One of the companies that’s announced hiring of vets is Starbucks. The Seattle Times reported this week their five-year plan to employ over 10,000 military veterans and active-duty spouses. The company’s growth from 200,000 to 500,000 employees globally coincides with the drawdown of troops in Afghanistan that will put more than a million veterans into the workforce in coming years.
Former Secretary of Defense and CIA director Robert Gates, a Starbucks board member, told the press, “This is, in my view, not charity or philanthropy. But in fact, this is good business. These are highly skilled, highly trained people who have significant leadership capabilities, who will add value to Starbucks.”
I’ll toast a salted caramel latte to that.
My brother is my hero. I was 12 when he was born, and when I went away to college, he mailed me letters with quarters taped to them for my laundry. He earned a Bronze Star for actions in combat in Iraq when he was just a young 22-year-old kid who’d graduated from college under the ROTC program and was called to war. He saw things that people that age shouldn’t have to, and they are memories that will haunt him forever. After his second tour as a tank commander, Walmart gave him the career he now has in inventory security.
He told me that Walmart launched the Veterans Welcome Home Commitment program in May, offering jobs to any honorably discharged veteran within his or her first year off active duty, and promised to hire more than 100,000 veterans over the next five years.

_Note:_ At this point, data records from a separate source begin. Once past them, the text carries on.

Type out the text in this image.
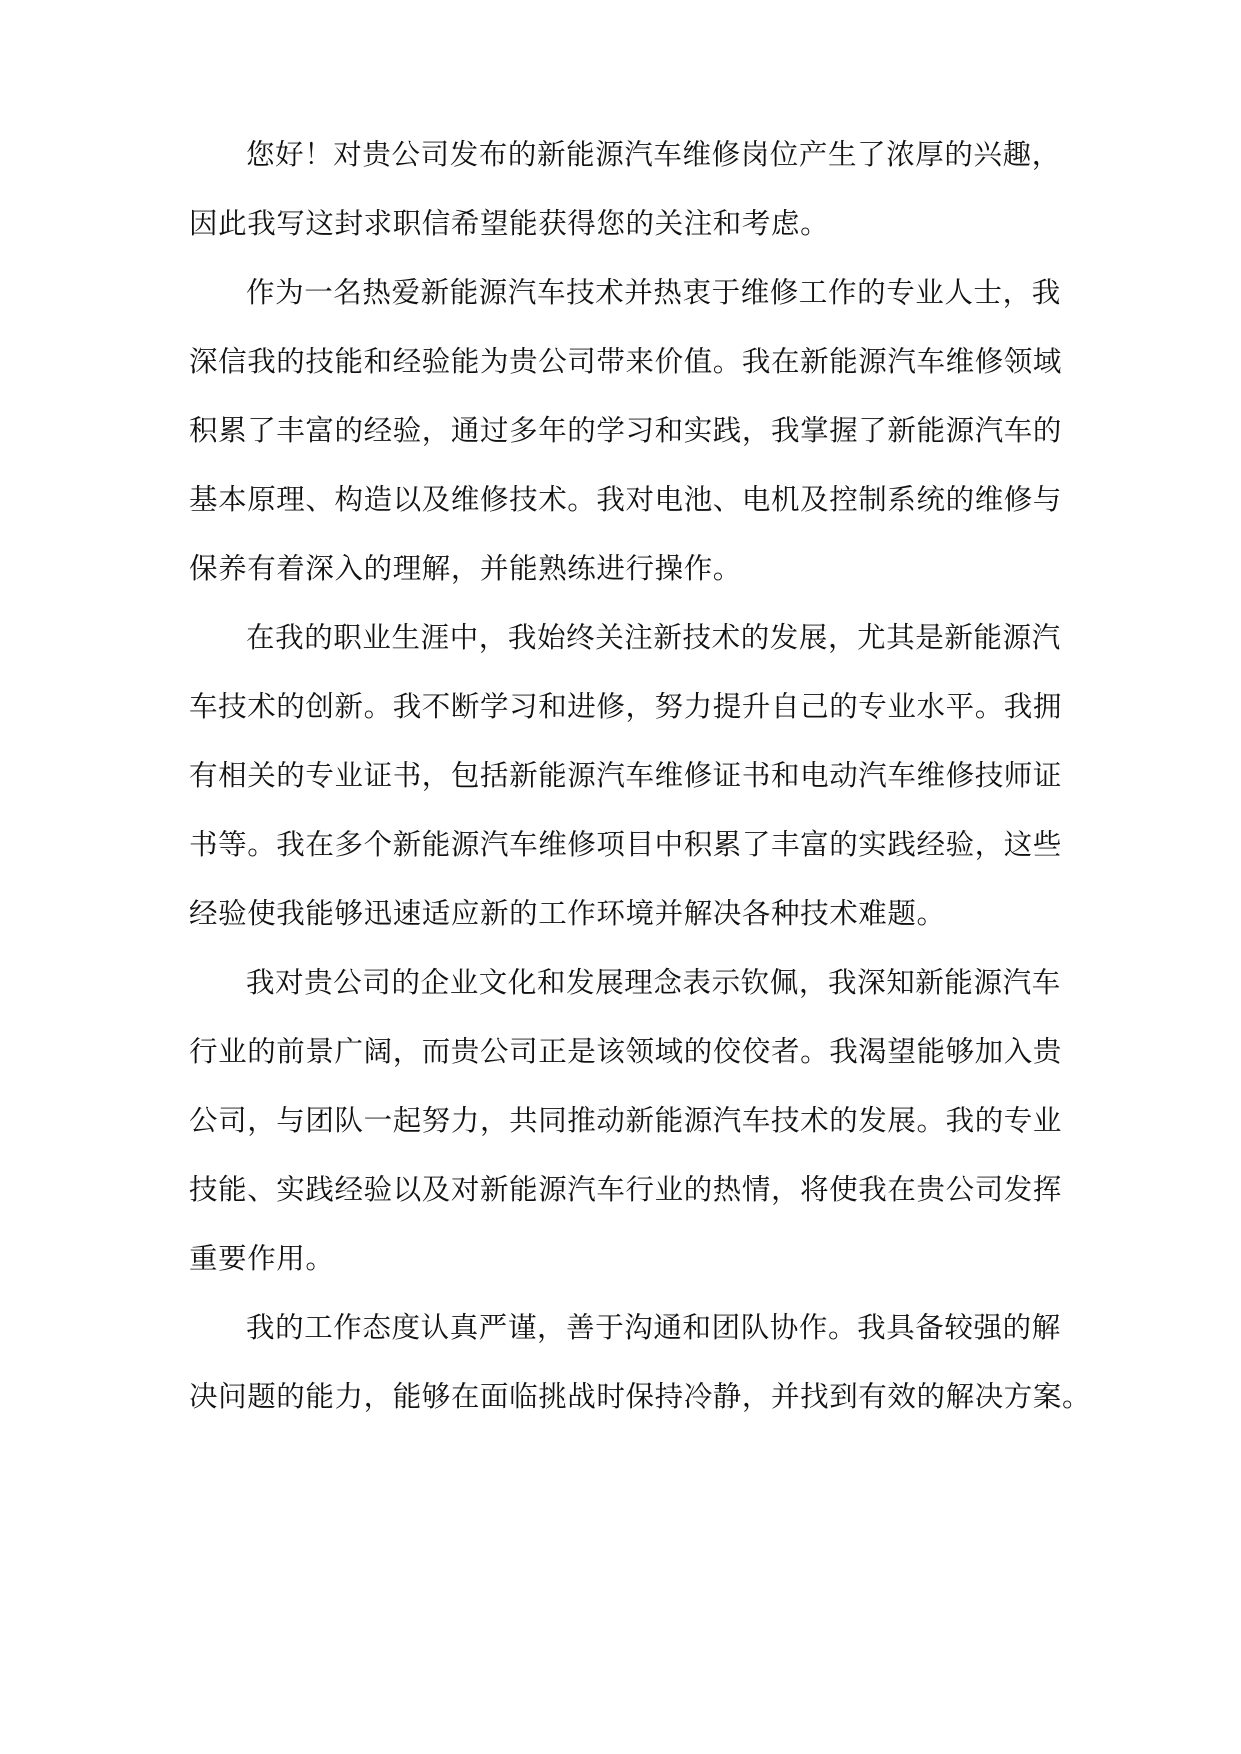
您好！对贵公司发布的新能源汽车维修岗位产生了浓厚的兴趣，
因此我写这封求职信希望能获得您的关注和考虑。
作为一名热爱新能源汽车技术并热衷于维修工作的专业人士，我
深信我的技能和经验能为贵公司带来价值。我在新能源汽车维修领域
积累了丰富的经验，通过多年的学习和实践，我掌握了新能源汽车的
基本原理、构造以及维修技术。我对电池、电机及控制系统的维修与
保养有着深入的理解，并能熟练进行操作。
在我的职业生涯中，我始终关注新技术的发展，尤其是新能源汽
车技术的创新。我不断学习和进修，努力提升自己的专业水平。我拥
有相关的专业证书，包括新能源汽车维修证书和电动汽车维修技师证
书等。我在多个新能源汽车维修项目中积累了丰富的实践经验，这些
经验使我能够迅速适应新的工作环境并解决各种技术难题。
我对贵公司的企业文化和发展理念表示钦佩，我深知新能源汽车
行业的前景广阔，而贵公司正是该领域的佼佼者。我渴望能够加入贵
公司，与团队一起努力，共同推动新能源汽车技术的发展。我的专业
技能、实践经验以及对新能源汽车行业的热情，将使我在贵公司发挥
重要作用。
我的工作态度认真严谨，善于沟通和团队协作。我具备较强的解
决问题的能力，能够在面临挑战时保持冷静，并找到有效的解决方案。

“Hiring a veteran can be one of the best business decisions you make,” said Bill Simon, Walmart U.S. president and CEO and U.S. Navy Veteran during the project launch. “We believe Walmart is already the largest private employer of veterans in the country, and we want to hire more. Veterans have a record of performance under pressure. They’re quick learners and team players and are leaders with discipline, training and a passion for service,” Simon continued. “I can think of no better group to lead in revitalizing our economy than those who have served in uniform.”
When I think of how scared our family was when my brother was at war, I still feel sick to my stomach. I sent care packages, putting in them things I’d see on the news that the troops needed and books from the local bookstore. My brother, who never lost his sense of humor even in war, wrote sarcastic letters thanking me for sending books about war history because what else would he want to read about during a war?

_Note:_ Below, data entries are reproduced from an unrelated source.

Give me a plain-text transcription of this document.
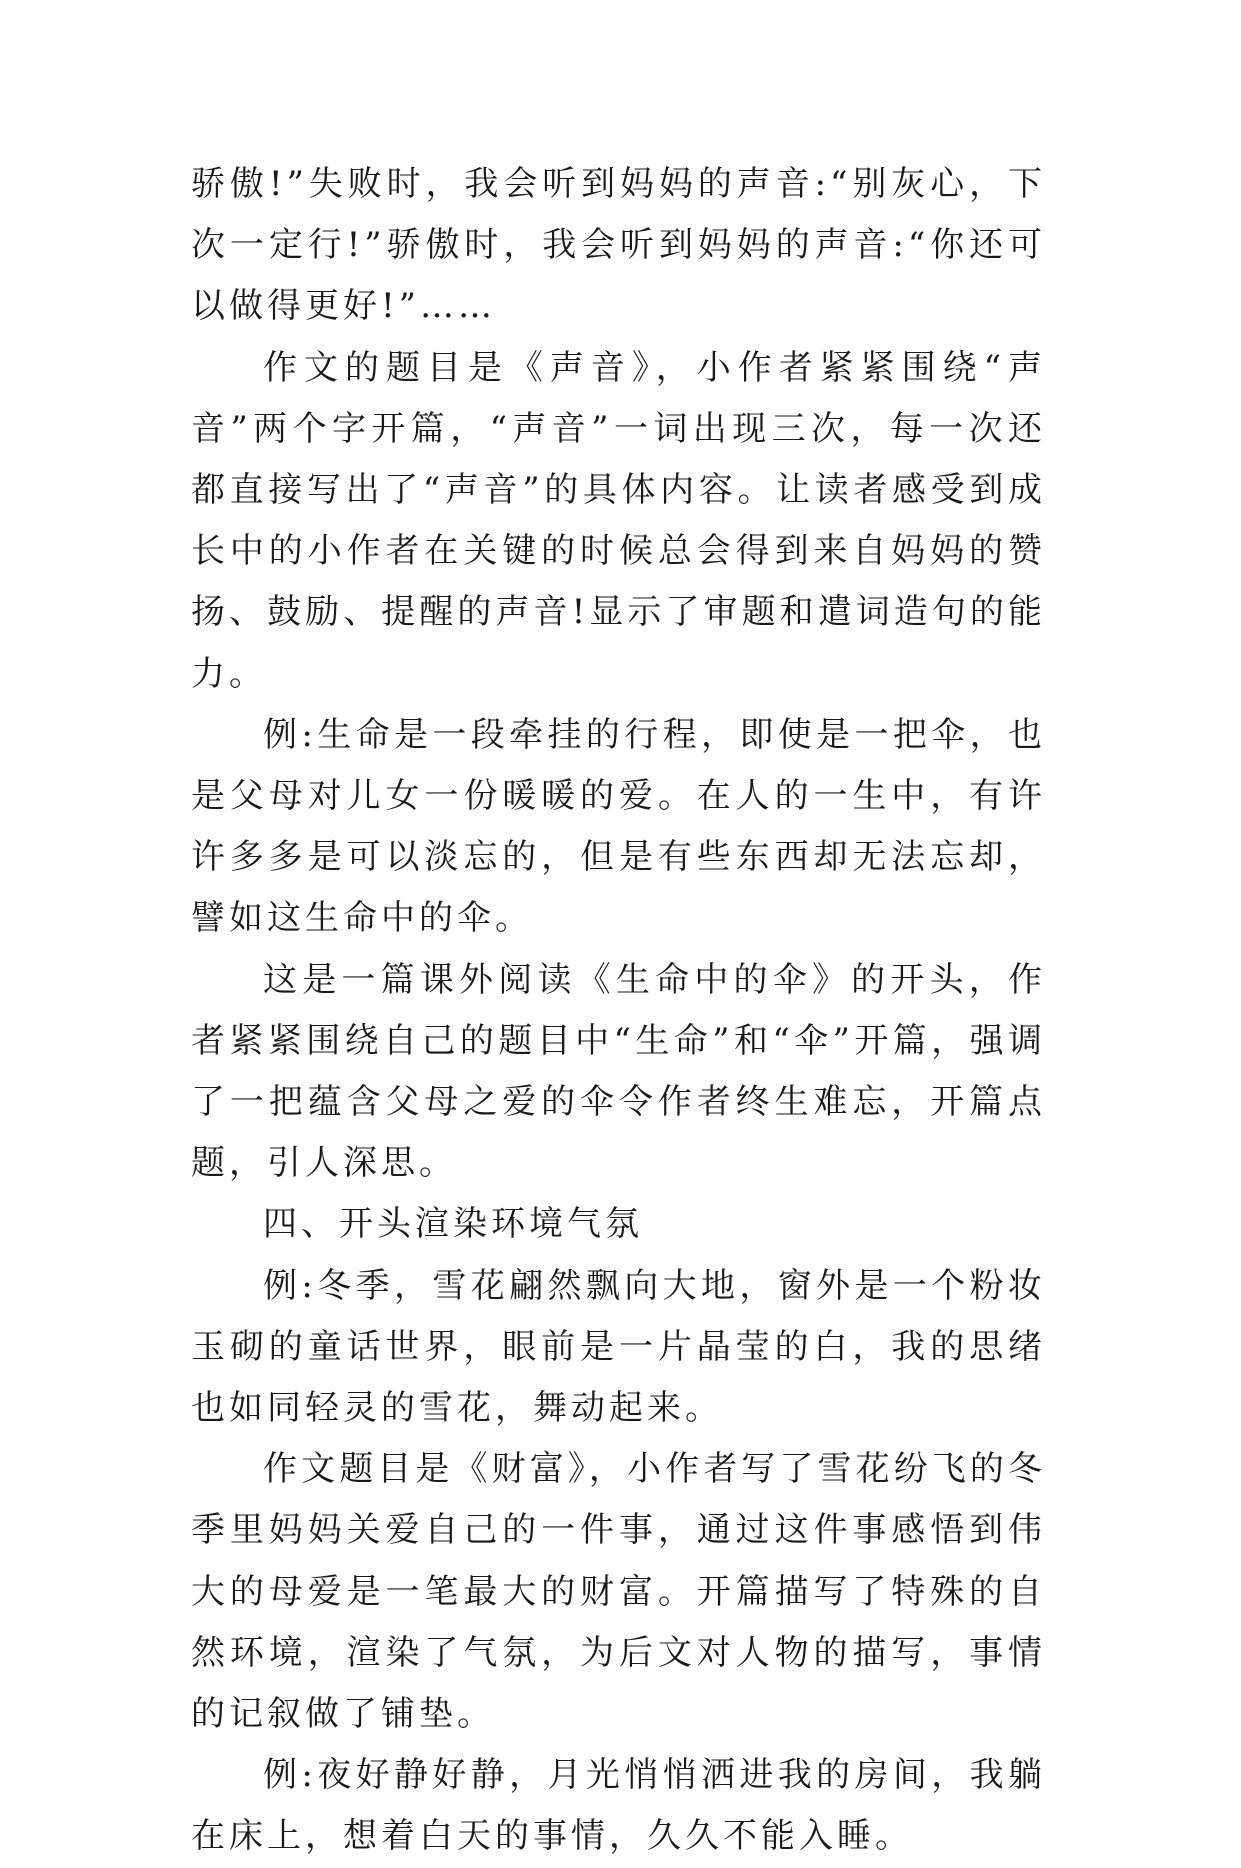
骄傲!”失败时，我会听到妈妈的声音:“别灰心，下次一定行!”骄傲时，我会听到妈妈的声音:“你还可以做得更好!”……

作文的题目是《声音》，小作者紧紧围绕“声音”两个字开篇，“声音”一词出现三次，每一次还都直接写出了“声音”的具体内容。让读者感受到成长中的小作者在关键的时候总会得到来自妈妈的赞扬、鼓励、提醒的声音!显示了审题和遣词造句的能力。

例:生命是一段牵挂的行程，即使是一把伞，也是父母对儿女一份暖暖的爱。在人的一生中，有许许多多是可以淡忘的，但是有些东西却无法忘却，譬如这生命中的伞。

这是一篇课外阅读《生命中的伞》的开头，作者紧紧围绕自己的题目中“生命”和“伞”开篇，强调了一把蕴含父母之爱的伞令作者终生难忘，开篇点题，引人深思。

四、开头渲染环境气氛

例:冬季，雪花翩然飘向大地，窗外是一个粉妆玉砌的童话世界，眼前是一片晶莹的白，我的思绪也如同轻灵的雪花，舞动起来。

作文题目是《财富》，小作者写了雪花纷飞的冬季里妈妈关爱自己的一件事，通过这件事感悟到伟大的母爱是一笔最大的财富。开篇描写了特殊的自然环境，渲染了气氛，为后文对人物的描写，事情的记叙做了铺垫。

例:夜好静好静，月光悄悄洒进我的房间，我躺在床上，想着白天的事情，久久不能入睡。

When he got home, I took him to the beach for the day with my kids, and managed, horribly, to choose an Eastern Shore beach across from Aberdeen Proving Ground, which was setting off mortars. He thanked me for bringing him to a place where there was sand, and bombs going off, “just like back home in Iraq.” And to this day, we all still get what we call “the freedom speech,” which means for example if I make sausage for breakfast and he wanted bacon, he says “You know what they didn’t have when I was protecting your freedom in Iraq? Bacon.” No one is my life has ever made me laugh harder than my brother. I’m thankful every day that he made it home safely from war; we waited to baptize my son until my brother got home to become his godfather.
I am also thankful that when he returned, he got a job worthy of his selfless service to our country. “Through their service, veterans give us a land of freedom,” said Simon. “When they return, it must be to a land of possibility.”